I have spent years in this industry and watched a troubling pattern repeat itself: Uganda’s infrastructure is booming, but Ugandan contractors are being left in the dust. We are not just missing out on profits; we are missing out on a generation of expertise, and it’s time we had a frank conversation about it.
The Government talks about empowerment, but we need to move beyond talk and into deliberate policy. It is not about shutting the door on foreign investment; far from it. We have so much to learn from the outsiders. Take the Chinese model, for instance. It is brilliant in its execution. When you see five Chinese companies bidding against each other for a single road project in Kampala, you have to appreciate the strategy. They are backed by their government with machinery, financing and soft loans. No matter who wins the tender, China wins. The profits go home, the equipment is made there and the expertise remains with their engineers. They build their nation’s wealth on our soil.
But where is the clause in our contracts that builds ours?
Right now, the local contractor is an afterthought. We are brought in as subcontractors, often handed the most difficult and least profitable parts of the job. We are squeezed on payment, given impossible deadlines by the main contractor, and expected to just be grateful for the crumbs. I have seen colleagues finish a job, only to spend years chasing their dues. That’s not partnership; that is exploitation.
We don’t have to reinvent the wheel. We just need to look at the smarter deals our neighbours are making. While working in Namibia and Zambia, I saw a model that actually works: a mandatory skills transfer clause. In those countries, if a foreign firm wins a government tender, it does not just bring in its own crew. The firm is contractually bound to invest in local capacity. Over five years, they must train a specific number of local engineers and project managers, effectively working themselves out of a job on the next big project.
Can you imagine the impact of that here? Our universities are producing over a thousand engineers every year. They have the theory, the degrees, the hunger. However, they lack the practical, on-site experience that comes from managing a complex build. If we attached a skills-transfer clause to every major contract, these graduates would not be driving bodabodas; they would be running projects.
Look at the recently-completed Hoima Stadium, a beautiful facility built by Türkiye’s Summa. It is a world-class project, and Summa did a fine job. But walk onto that site during construction, and the reality was stark: Turkish engineers and foremen were doing the skilled, technical work, while Ugandans were mostly mixing cement and digging trenches. Now, spare a thought: What if the contract had stipulated that 20 Ugandan civil engineers had to be embedded with Summa’s team, learning to operate that specific machinery and manage that scale of project, with the goal of them being able to build a stadium on their own within the next decade? That would be a real legacy.
And here is the kicker: Summa, like many of these giants, is partly financed and promoted by their own government. They have the muscle of the Turkish state behind them.

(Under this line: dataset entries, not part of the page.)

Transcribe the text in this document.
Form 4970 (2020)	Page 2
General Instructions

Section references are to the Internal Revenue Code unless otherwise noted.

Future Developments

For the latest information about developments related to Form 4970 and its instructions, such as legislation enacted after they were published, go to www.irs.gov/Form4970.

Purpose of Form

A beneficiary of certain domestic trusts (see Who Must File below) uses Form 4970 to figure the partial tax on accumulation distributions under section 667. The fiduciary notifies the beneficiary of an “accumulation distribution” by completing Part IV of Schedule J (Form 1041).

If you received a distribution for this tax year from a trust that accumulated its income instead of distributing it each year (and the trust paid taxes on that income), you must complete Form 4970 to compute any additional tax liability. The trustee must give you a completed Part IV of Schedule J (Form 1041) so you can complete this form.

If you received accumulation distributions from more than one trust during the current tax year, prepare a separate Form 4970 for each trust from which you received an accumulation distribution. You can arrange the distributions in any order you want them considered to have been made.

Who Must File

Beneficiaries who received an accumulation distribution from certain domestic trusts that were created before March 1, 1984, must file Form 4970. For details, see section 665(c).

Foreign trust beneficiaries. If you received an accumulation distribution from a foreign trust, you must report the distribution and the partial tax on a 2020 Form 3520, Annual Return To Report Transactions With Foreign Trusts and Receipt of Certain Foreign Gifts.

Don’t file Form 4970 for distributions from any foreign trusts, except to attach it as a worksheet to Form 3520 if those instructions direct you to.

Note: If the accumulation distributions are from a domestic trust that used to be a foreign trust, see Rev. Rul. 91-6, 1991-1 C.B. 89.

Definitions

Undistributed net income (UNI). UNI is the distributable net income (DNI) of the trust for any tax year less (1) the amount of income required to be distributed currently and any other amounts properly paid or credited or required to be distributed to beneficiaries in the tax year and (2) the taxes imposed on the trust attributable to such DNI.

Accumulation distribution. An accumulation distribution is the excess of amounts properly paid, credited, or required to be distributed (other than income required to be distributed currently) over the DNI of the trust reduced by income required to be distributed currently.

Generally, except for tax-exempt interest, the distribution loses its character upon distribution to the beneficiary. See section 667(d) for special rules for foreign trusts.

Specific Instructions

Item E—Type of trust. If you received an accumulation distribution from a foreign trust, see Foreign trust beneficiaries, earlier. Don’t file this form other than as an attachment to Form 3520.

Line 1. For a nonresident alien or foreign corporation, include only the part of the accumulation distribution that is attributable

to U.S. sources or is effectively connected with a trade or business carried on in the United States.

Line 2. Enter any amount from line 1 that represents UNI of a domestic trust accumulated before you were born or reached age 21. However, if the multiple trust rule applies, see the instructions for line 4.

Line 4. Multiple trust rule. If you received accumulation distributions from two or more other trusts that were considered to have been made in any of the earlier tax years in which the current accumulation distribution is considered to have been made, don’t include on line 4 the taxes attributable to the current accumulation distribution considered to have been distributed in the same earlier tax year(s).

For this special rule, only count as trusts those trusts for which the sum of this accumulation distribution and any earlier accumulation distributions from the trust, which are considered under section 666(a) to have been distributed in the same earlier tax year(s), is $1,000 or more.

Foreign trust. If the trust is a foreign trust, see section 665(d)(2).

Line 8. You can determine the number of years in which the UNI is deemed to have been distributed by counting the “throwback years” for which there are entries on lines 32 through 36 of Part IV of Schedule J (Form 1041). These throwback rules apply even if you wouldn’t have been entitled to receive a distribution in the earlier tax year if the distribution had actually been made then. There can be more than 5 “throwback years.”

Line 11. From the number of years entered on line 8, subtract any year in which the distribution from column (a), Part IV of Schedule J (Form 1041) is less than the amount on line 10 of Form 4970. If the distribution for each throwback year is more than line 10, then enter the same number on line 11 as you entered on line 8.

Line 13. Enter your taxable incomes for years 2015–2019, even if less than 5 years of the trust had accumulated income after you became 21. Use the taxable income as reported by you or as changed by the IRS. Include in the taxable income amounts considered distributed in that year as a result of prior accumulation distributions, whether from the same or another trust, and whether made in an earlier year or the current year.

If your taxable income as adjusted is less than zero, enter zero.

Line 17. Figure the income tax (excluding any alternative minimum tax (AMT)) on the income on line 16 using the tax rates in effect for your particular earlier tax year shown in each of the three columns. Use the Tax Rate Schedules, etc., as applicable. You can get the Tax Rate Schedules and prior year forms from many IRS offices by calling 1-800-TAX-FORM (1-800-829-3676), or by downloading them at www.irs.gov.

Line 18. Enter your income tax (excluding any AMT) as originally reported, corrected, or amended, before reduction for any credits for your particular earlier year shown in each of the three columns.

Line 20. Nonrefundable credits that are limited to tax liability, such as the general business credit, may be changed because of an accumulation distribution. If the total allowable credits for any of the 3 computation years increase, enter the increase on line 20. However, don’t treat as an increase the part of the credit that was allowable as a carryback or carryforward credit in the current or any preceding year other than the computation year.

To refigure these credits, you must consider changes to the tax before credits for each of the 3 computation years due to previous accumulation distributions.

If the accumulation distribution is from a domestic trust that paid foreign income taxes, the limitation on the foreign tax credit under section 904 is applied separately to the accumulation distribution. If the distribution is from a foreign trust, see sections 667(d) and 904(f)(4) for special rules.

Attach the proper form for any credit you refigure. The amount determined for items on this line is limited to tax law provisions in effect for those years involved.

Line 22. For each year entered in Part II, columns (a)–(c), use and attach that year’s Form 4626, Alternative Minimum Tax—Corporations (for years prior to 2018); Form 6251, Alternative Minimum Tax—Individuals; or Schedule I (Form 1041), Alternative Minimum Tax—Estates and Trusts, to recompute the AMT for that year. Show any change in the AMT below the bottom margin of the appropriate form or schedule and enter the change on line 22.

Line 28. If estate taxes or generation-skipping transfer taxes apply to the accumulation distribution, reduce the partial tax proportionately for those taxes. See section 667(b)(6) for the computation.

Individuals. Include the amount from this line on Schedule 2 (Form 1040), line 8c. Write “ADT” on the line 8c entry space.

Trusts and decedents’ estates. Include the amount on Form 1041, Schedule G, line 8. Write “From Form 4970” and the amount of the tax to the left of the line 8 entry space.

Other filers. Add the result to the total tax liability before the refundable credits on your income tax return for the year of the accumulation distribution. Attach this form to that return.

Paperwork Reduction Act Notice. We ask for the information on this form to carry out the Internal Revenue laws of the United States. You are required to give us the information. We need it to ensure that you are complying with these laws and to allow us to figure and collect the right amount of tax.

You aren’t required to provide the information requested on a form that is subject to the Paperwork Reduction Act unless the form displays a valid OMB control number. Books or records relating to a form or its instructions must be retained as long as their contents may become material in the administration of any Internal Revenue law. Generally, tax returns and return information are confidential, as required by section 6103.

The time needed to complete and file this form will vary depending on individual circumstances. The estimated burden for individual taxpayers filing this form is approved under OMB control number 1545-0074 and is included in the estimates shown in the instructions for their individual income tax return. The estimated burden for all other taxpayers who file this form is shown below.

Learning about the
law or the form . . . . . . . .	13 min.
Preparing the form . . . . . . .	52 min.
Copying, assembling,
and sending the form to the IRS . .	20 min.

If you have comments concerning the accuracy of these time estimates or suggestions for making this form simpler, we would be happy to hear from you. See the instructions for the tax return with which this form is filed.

So, why are we competing against state-backed behemoths with one hand tied behind our backs?
For instance, when I was working for Namibia’s Roads Contractor Company (RCC) — a government-owned construction company — as the project manager for the North Western Province along the Chavuma-Kabompo-Zambezi river and Katima-Sinazezi road, I was given a work permit for only three years.
It could only be renewed or extended after I proved that I had trained at least nine engineering graduates as my understudies, including diploma holders.
In the end, the locals benefited in terms of skills from my experience. On the other hand, I also benefited from networking with them.
Take maintenance, for example. We have a habit of bringing in foreign firms to build a road, and then years later, bringing in another foreign firm to patch the potholes. It is madness. Why can’t we place capable Ugandan contractors in our five major cities — Gulu, Mbale, Mbarara, Kampala and Jinja — with a rolling contract to maintain the road network? It would keep our people employed, keep the money in our economy, and ensure quick response times when a feeder road washes out. It would also, incidentally, give young people in those regions a reason to stay, curbing that desperate rush to the capital if the roads in their own districts are well-kept.
For a local contractor like me, the biggest barrier is capital. To build a modern high-rise, you need a crane. A single crane can cost millions of dollars. No local bank is going to lend me that kind of money against the promise of a future tender, especially when they know I’m competing against international conglomerates with bottomless pockets. We are locked out before we even begin.
This is not about nationalism or kicking out foreigners. It is about common sense. It is about ensuring that when we pay a foreign company billions of shillings for a project, we are also investing in our own future. We need a policy that says: You are welcome to build in Uganda, but you will leave Ugandans behind who can build just as well.
It is time we stopped just building structures and started building a nation of experts.